Showing posts with label resolution. Show all posts
Showing posts with label resolution. Show all posts

Friday, January 23, 2009

"Maaf, Pak. Ada kartu lain?"



Ini adalah kejadian memalukan pertama, dan mudah-mudahan juga menjadi yang terakhir, yang kualami kemarin ketika mencoba berbelanja dengan menggunakan kartu debit “yang itu” (tidak menyebutkan nama bank yang mengeluarkan, karena rasanya tidak perlu dan memang kurang relevan dengan cerita yang ini).

Jadi ceritanya, kartu debit “yang itu” sebenarnya mengandalkan isi rekening tempat gajiku ditransfer setiap bulannya. Dan lazimnya yang kulakukan pada akhir bulan adalah, begitu gaji bulan berjalan ditransfer, isinya langsung didistribusikan lagi ke rekening bank milikku yang lain.

The problem is, sejak awal bulan ini aku sudah agak-agak mulai menyadari, sepertinya terjadi kesalahan pendistribusian gaji dan bonus bulan Desember 2008 lalu. Meskipun kesadaran ini datangnya relatif terlambat. Ada beberapa pos pengeluaran ekstra yang tidak kuperhitungkan sebelum mendistribusikan ke rekening yang lain. Akhirnya bisalah dikatakan, saldo yang disisakan di dalam rekening “yang itu” kurang memadai untuk men-support kehidupan bujangan metropolis pencinta mall ini.

Sebenarnya, kalau mengingat resolusi awal tahun ini untuk hidup lebih sederhana lagi, well, masih bisa aja sih survive dengan duit sekedarnya, mengikuti jumlah yang tersisa di dalam rekening. Namun seperti kata pepatah, manusia boleh berencana, tapi yang menentukan sih, lain lagi pihaknya. Inilah penuturan tentang pencobaan itu, yang menghantamku dengan keras kemarin banget, ketika lagi iseng-iseng selesai kerja malah kelayapan di Ritz Carlton Pacific Place.

Saat itu, sambil menunggu si Dia datang buat penuhi janji dinner bareng, aku memilih untuk keluyuran di aksara bookstore. Sebenarnya sih saat masuk ke dalam toko itu, tak ada niat sedikit pun buat beli buku apapun, sekali lagi, karena ingat pada isi dompet yang sangat terbatas.

Akan tetapi memang namanya nasib sering berkata lain, ya. Saking kelamaannya menunggu si Dia tiba di mall extra mahal ini, aku mulai melangkah ke rak-rak literature dan fiksi. Saat itulah aku dikejutkan ketika melihat label merah kecil menempel di cover belakang begitu banyak novel popular, maupun yang menang atau sekedar dinominasikan buat penghargaan literature bergengsi. Dan yang membuatku terkaget-kaget itu adalah, angka yang tertera di label merah kecil itu : 50.000. Hah?!?!
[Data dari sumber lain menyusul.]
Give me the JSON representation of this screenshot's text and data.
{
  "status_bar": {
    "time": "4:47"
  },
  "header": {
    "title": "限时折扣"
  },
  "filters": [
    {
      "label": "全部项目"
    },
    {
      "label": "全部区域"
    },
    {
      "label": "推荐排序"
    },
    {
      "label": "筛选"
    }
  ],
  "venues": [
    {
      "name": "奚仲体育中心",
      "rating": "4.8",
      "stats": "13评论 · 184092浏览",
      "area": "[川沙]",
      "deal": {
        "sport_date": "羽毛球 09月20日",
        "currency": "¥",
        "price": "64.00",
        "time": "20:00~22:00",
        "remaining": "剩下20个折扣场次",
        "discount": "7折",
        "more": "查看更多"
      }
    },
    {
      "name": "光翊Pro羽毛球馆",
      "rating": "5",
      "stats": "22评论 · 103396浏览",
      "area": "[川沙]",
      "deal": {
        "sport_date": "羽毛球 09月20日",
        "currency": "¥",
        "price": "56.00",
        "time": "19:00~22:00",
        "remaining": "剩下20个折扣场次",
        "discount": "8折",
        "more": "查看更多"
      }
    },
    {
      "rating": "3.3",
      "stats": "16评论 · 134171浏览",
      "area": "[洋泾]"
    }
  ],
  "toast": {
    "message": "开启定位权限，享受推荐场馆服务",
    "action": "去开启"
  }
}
Dengan perasaan skeptis dan tak percaya, kutanyakan pada salah satu penjaga toko buku yang sedang asyik memindah-mindahkan setumpuk buku hard cover dari meja pajangan (pasti berat, siah!), apakah memang benar label harga merah itu bukan sebuah kekeliruan?

Dan coba tebak, si penjaga toko itu bilang bahwa harganya memang betul diturunkan jadi cuma 50.000 saja !! Mendapatkan jawaban afirmatif ini, langsung dengan penuh kesigapan, semua buku yang memang tampak menarik kutarik dari raknya untuk sekedar mengecek label harganya.

Saat aku mulai dijangkiti euphoria setelah menemukan banyak buku menarik seharga masing-masing hanya 50.000, tiba-tiba saja si Dia menepuk pundakku dari belakang. Quite a perfect timing, secara kalau tidak, bisa jadi akan ada setumpuk novel berbagai ukuran memenuhi pelukanku saat itu. Jadi teringat waktu QB World Bookstore closing sale, langsung saja membuatku mendadak kalap! Yaiyalah, secara semua buku didiskon 70%. Yabiiessh ... !!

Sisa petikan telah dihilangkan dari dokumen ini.